Re: [RFC PATCH] dma-buf/dma_fence: Make races for dma_fence_is_signaled() less likely
From: Philipp Stanner
Date: Mon Jun 15 2026 - 06:05:25 EST
On Mon, 2026-06-15 at 11:53 +0200, Christian König wrote:
> On 6/12/26 12:42, Philipp Stanner wrote:
> > dma_fence_is_signaled() returns whether a fence has been signaled
> > already. That function contains a fast path opportunistic check which is
> > not guarded by the lock and, according to Christian, cannot be guarded
> > by the lock without causing a massive performance regression.
> >
> > This now means that dma_fence_is_signaled() can return true WHILE the
> > fence callbacks are still being executed. This is razy and has lead to
> > at least one bug solved in:
> >
> > commit c8a5d5ea3ba6 ("nouveau: fix client work fence deletion race")
> >
> > Make this race impossible, by simply setting the bit only once the
> > callbacks are actually completed.
>
> Groundhog day, that has been suggested before and it simply doesn't work.
>
> The flag is intentional set before calling the callbacks because the state needs to be visible.
It will be visible. Just later.
>
> Just see dma_fence_default_wait() for an example why that approach doesn't work.
What's the issue? It will be set. Just later. Who is ordering with
whom?
I BTW suggest to write more code comments in the future to document all
these supposed pitfalls for those who will hack on that code base once
we have left.
P.
>
> Regards,
> Christian.
>
> >
> > Signed-off-by: Philipp Stanner <phasta@xxxxxxxxxx>
> > ---
> > drivers/dma-buf/dma-fence.c | 18 ++++++++++++++++--
> > 1 file changed, 16 insertions(+), 2 deletions(-)
> >
> > diff --git a/drivers/dma-buf/dma-fence.c b/drivers/dma-buf/dma-fence.c
> > index c7ea1e75d38a..2416cc86ce93 100644
> > --- a/drivers/dma-buf/dma-fence.c
> > +++ b/drivers/dma-buf/dma-fence.c
> > @@ -359,8 +359,19 @@ void dma_fence_signal_timestamp_locked(struct dma_fence *fence,
> >
> > dma_fence_assert_held(fence);
> >
> > - if (unlikely(test_and_set_bit(DMA_FENCE_FLAG_SIGNALED_BIT,
> > - &fence->flags)))
> > + /*
> > + * First test the bit, so we don't signal an already signaled fence again.

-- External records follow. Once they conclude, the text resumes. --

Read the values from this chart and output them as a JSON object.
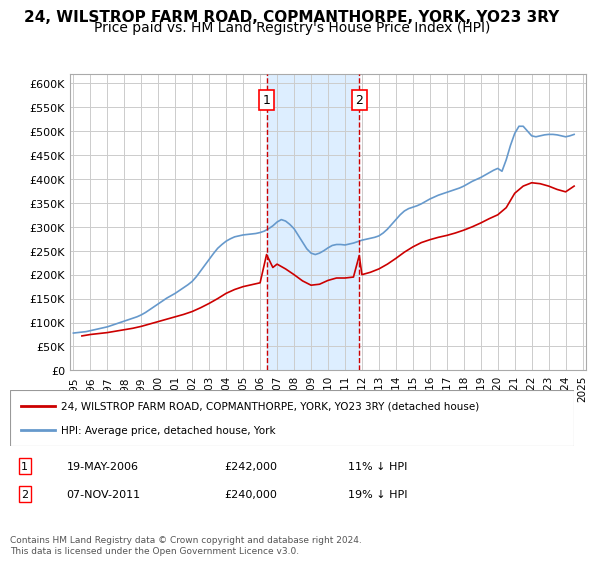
{
  "title": "24, WILSTROP FARM ROAD, COPMANTHORPE, YORK, YO23 3RY",
  "subtitle": "Price paid vs. HM Land Registry's House Price Index (HPI)",
  "xlabel": "",
  "ylabel": "",
  "ylim": [
    0,
    620000
  ],
  "yticks": [
    0,
    50000,
    100000,
    150000,
    200000,
    250000,
    300000,
    350000,
    400000,
    450000,
    500000,
    550000,
    600000
  ],
  "ytick_labels": [
    "£0",
    "£50K",
    "£100K",
    "£150K",
    "£200K",
    "£250K",
    "£300K",
    "£350K",
    "£400K",
    "£450K",
    "£500K",
    "£550K",
    "£600K"
  ],
  "sale1_date": 2006.38,
  "sale1_label": "1",
  "sale1_price": 242000,
  "sale1_display": "19-MAY-2006",
  "sale1_pct": "11% ↓ HPI",
  "sale2_date": 2011.84,
  "sale2_label": "2",
  "sale2_price": 240000,
  "sale2_display": "07-NOV-2011",
  "sale2_pct": "19% ↓ HPI",
  "line1_color": "#cc0000",
  "line2_color": "#6699cc",
  "shade_color": "#ddeeff",
  "grid_color": "#cccccc",
  "background_color": "#ffffff",
  "legend1_label": "24, WILSTROP FARM ROAD, COPMANTHORPE, YORK, YO23 3RY (detached house)",
  "legend2_label": "HPI: Average price, detached house, York",
  "footnote": "Contains HM Land Registry data © Crown copyright and database right 2024.\nThis data is licensed under the Open Government Licence v3.0.",
  "title_fontsize": 11,
  "subtitle_fontsize": 10,
  "hpi_x": [
    1995.0,
    1995.25,
    1995.5,
    1995.75,
    1996.0,
    1996.25,
    1996.5,
    1996.75,
    1997.0,
    1997.25,
    1997.5,
    1997.75,
    1998.0,
    1998.25,
    1998.5,
    1998.75,
    1999.0,
    1999.25,
    1999.5,
    1999.75,
    2000.0,
    2000.25,
    2000.5,
    2000.75,
    2001.0,
    2001.25,
    2001.5,
    2001.75,
    2002.0,
    2002.25,
    2002.5,
    2002.75,
    2003.0,
    2003.25,
    2003.5,
    2003.75,
    2004.0,
    2004.25,
    2004.5,
    2004.75,
    2005.0,
    2005.25,
    2005.5,
    2005.75,
    2006.0,
    2006.25,
    2006.5,
    2006.75,
    2007.0,
    2007.25,
    2007.5,
    2007.75,
    2008.0,
    2008.25,
    2008.5,
    2008.75,
    2009.0,
    2009.25,
    2009.5,
    2009.75,
    2010.0,
    2010.25,
    2010.5,
    2010.75,
    2011.0,
    2011.25,
    2011.5,
    2011.75,
    2012.0,
    2012.25,
    2012.5,
    2012.75,
    2013.0,
    2013.25,
    2013.5,
    2013.75,
    2014.0,
    2014.25,
    2014.5,
    2014.75,
    2015.0,
    2015.25,
    2015.5,
    2015.75,
    2016.0,
    2016.25,
    2016.5,
    2016.75,
    2017.0,
    2017.25,
    2017.5,
    2017.75,
    2018.0,
    2018.25,
    2018.5,
    2018.75,
    2019.0,
    2019.25,
    2019.5,
    2019.75,
    2020.0,
    2020.25,
    2020.5,
    2020.75,
    2021.0,
    2021.25,
    2021.5,
    2021.75,
    2022.0,
    2022.25,
    2022.5,
    2022.75,
    2023.0,
    2023.25,
    2023.5,
    2023.75,
    2024.0,
    2024.25,
    2024.5
  ],
  "hpi_y": [
    78000,
    79000,
    80000,
    81000,
    83000,
    85000,
    87000,
    89000,
    91000,
    94000,
    97000,
    100000,
    103000,
    106000,
    109000,
    112000,
    116000,
    121000,
    127000,
    133000,
    139000,
    145000,
    151000,
    156000,
    161000,
    167000,
    173000,
    179000,
    186000,
    196000,
    208000,
    220000,
    232000,
    244000,
    255000,
    263000,
    270000,
    275000,
    279000,
    281000,
    283000,
    284000,
    285000,
    286000,
    288000,
    291000,
    296000,
    302000,
    310000,
    315000,
    312000,
    305000,
    296000,
    282000,
    268000,
    254000,
    245000,
    242000,
    245000,
    250000,
    256000,
    261000,
    263000,
    263000,
    262000,
    264000,
    266000,
    269000,
    272000,
    274000,
    276000,
    278000,
    281000,
    287000,
    295000,
    305000,
    315000,
    325000,
    333000,
    338000,
    341000,
    344000,
    348000,
    353000,
    358000,
    362000,
    366000,
    369000,
    372000,
    375000,
    378000,
    381000,
    385000,
    390000,
    395000,
    399000,
    403000,
    408000,
    413000,
    418000,
    422000,
    416000,
    440000,
    470000,
    495000,
    510000,
    510000,
    500000,
    490000,
    488000,
    490000,
    492000,
    493000,
    493000,
    492000,
    490000,
    488000,
    490000,
    493000
  ],
  "prop_x": [
    1995.5,
    1996.0,
    1996.5,
    1997.0,
    1997.5,
    1998.0,
    1998.5,
    1999.0,
    1999.5,
    2000.0,
    2000.5,
    2001.0,
    2001.5,
    2002.0,
    2002.5,
    2003.0,
    2003.5,
    2004.0,
    2004.5,
    2005.0,
    2005.5,
    2006.0,
    2006.38,
    2006.75,
    2007.0,
    2007.5,
    2008.0,
    2008.5,
    2009.0,
    2009.5,
    2010.0,
    2010.5,
    2011.0,
    2011.5,
    2011.84,
    2012.0,
    2012.5,
    2013.0,
    2013.5,
    2014.0,
    2014.5,
    2015.0,
    2015.5,
    2016.0,
    2016.5,
    2017.0,
    2017.5,
    2018.0,
    2018.5,
    2019.0,
    2019.5,
    2020.0,
    2020.5,
    2021.0,
    2021.5,
    2022.0,
    2022.5,
    2023.0,
    2023.5,
    2024.0,
    2024.5
  ],
  "prop_y": [
    72000,
    75000,
    77000,
    79000,
    82000,
    85000,
    88000,
    92000,
    97000,
    102000,
    107000,
    112000,
    117000,
    123000,
    131000,
    140000,
    150000,
    161000,
    169000,
    175000,
    179000,
    183000,
    242000,
    215000,
    222000,
    212000,
    200000,
    187000,
    178000,
    180000,
    188000,
    193000,
    193000,
    195000,
    240000,
    200000,
    205000,
    212000,
    222000,
    234000,
    247000,
    258000,
    267000,
    273000,
    278000,
    282000,
    287000,
    293000,
    300000,
    308000,
    317000,
    325000,
    340000,
    370000,
    385000,
    392000,
    390000,
    385000,
    378000,
    373000,
    385000
  ]
}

> > + * The lock protects against multiple parties setting the bit. The bit
> > + * is then set at the end of the function.
> > + *
> > + * The background is that there is a fast path check in
> > + * dma_fence_is_signaled() which does not use lock protection and can
> > + * return true *while* the fence callbacks are still executing.
> > + *
> > + * This fast path check supposedly cannot be guarded by the lock because
> > + * of significant performance regressions.
> > + */
> > + if (unlikely(test_bit(DMA_FENCE_FLAG_SIGNALED_BIT, &fence->flags)))
> > return;
> >
> > trace_dma_fence_signaled(fence);
> > @@ -384,6 +395,9 @@ void dma_fence_signal_timestamp_locked(struct dma_fence *fence,
> > INIT_LIST_HEAD(&cur->node);
> > cur->func(fence, cur);
> > }
> > +
> > + // TODO: we need some barrier here, don't we?
> > + set_bit(DMA_FENCE_FLAG_SIGNALED_BIT, &fence->flags);
> > }
> > EXPORT_SYMBOL(dma_fence_signal_timestamp_locked);
> >